Jason walked to the front door and put out a hand. Just as Ron Rand had stated would be the case, the door was unlocked and opened to his touch. The door swung open, outside light slashing into the darkness beyond like a laser, then that same light disappearing as he entered the house and closed the door behind him.

 

He went straight to the kitchen. It was dark, like the rest of the house. He turned on a light. His eyes were drawn as though by a remote control to the basement door. The door and doorjamb showed signs of extreme violence, splintered and concussed.

 

And beyond the door, all was dark, a preternatural blackness that seemed to begin like a wall at the very point where the door had been, like the event horizon of a tiny black hole that lived in the basement; like the point beyond which nothing, not even light, would be able to escape.

 

Jason took a few steps toward that dark maw, then stopped abruptly as he noticed something.

 

The Rands' microwave oven sat on a small stand near the sink. It had a clock built in, only the clock was now unreadable. The numbers were blurred, as though out of focus, and Jason was suddenly reminded of Amy-Lynn. He remembered her at the funeral, the way she had shrieked and gone momentarily crazy at the funeral of her son. More than that, he remembered the horrific way she had spoken - that gravelly voice that was hers but somehow not hers, was as though someone or something was speaking through her. Something that had spoken about clocks.

 

What had she said? he wondered, then remembered:

 

"The dark. The clocks. Time slows down. And you're all alone."

 

He blinked at the memory, feeling an odd sense of disquiet as he looked again at the clock built into the microwave.

 

"The clocks...."

 

The display flickered weirdly as Jason looked at it, and he thumped the appliance with his hand.

 

 

 

There was no change.

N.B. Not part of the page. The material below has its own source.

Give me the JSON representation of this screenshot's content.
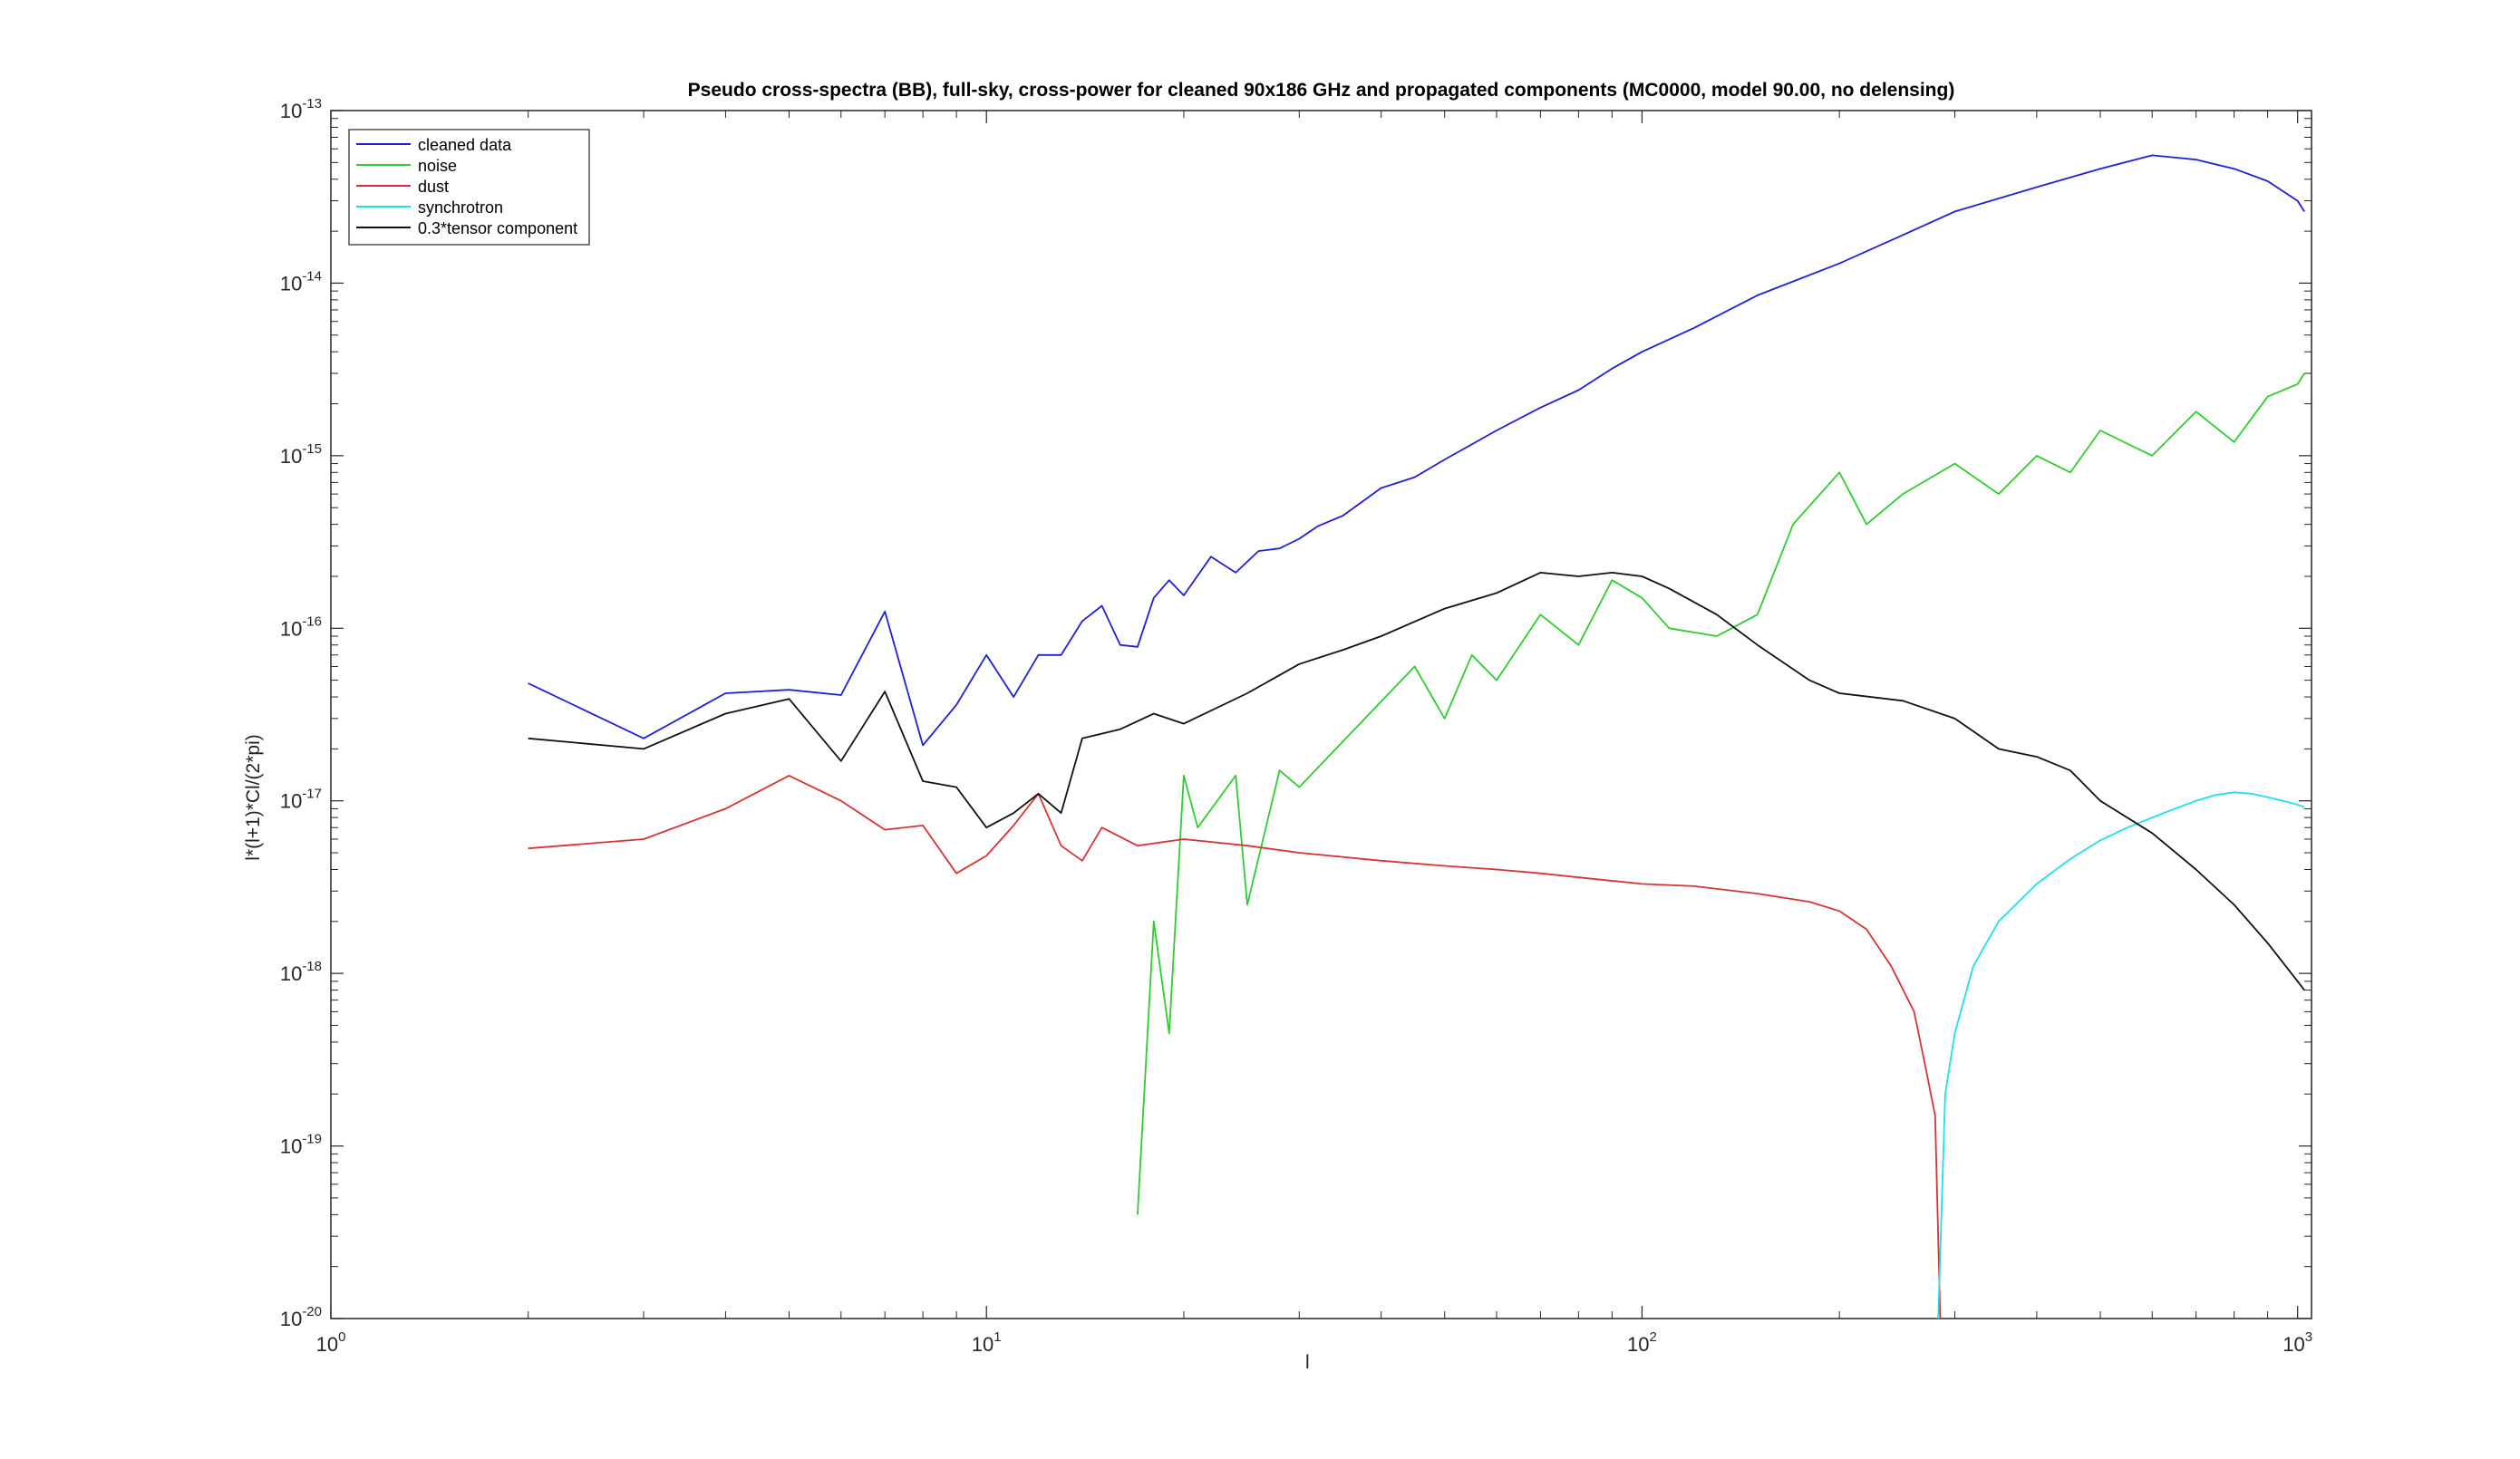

The numbers were still blurred as though he were seeing them through an unfocused camera.

 

 

 

He reached around into the dark space behind the microwave cart, groping for the plug. He found it, and yanked it out.

 

 

 

The numbers disappeared.

 

 

 

Jason plugged the appliance back in.

 

 

 

The numbers reappeared. Still the same. Blurred. Weird. Disquieting.

 

 

 

Jason decided that he'd rather not look at this - or have it behind him - and though he knew he was acting irrationally he unplugged the microwave again.

 

He almost laughed out loud at himself. What did he think was going to happen? Was he going to be gunned down from behind by a mad attack microwave? He snorted then, as he thought of the headlines: Cop Killed on 'Popcorn' Setting.

 

The thought was almost enough to goad him into plugging the damn thing back in. Indeed, he was halfway to doing so when he stopped.

 

Screw the headlines, he thought, and left the microwave unplugged.

 

He stood then and without any further thought he walked to the inky, forbidding basement. He reached his hand into the sharp demarcation between light and darkness...tense, groping.

 

Found the light switch.

 

 

 

Click.

 

 

 

Click-click.

 

 

 

No go. Whatever had happened to Sean had also broken the basement light.

 

 

 

Jason sighed and pulled a mag-lite off his belt. He clicked it on.

 

 

 

And stepped into the basement.

 

 

 

***

 

A moment after Jason Meeks disappeared into the darkness, the basement door quietly slid shut on well-oiled hinges.

 

A moment after that, the microwave clock turned back on. The clock was still jumpy and blurred. Glowing green in the dim of the kitchen. Glowing green, in spite of the fact that the plug was very clearly no longer even touching the outlet.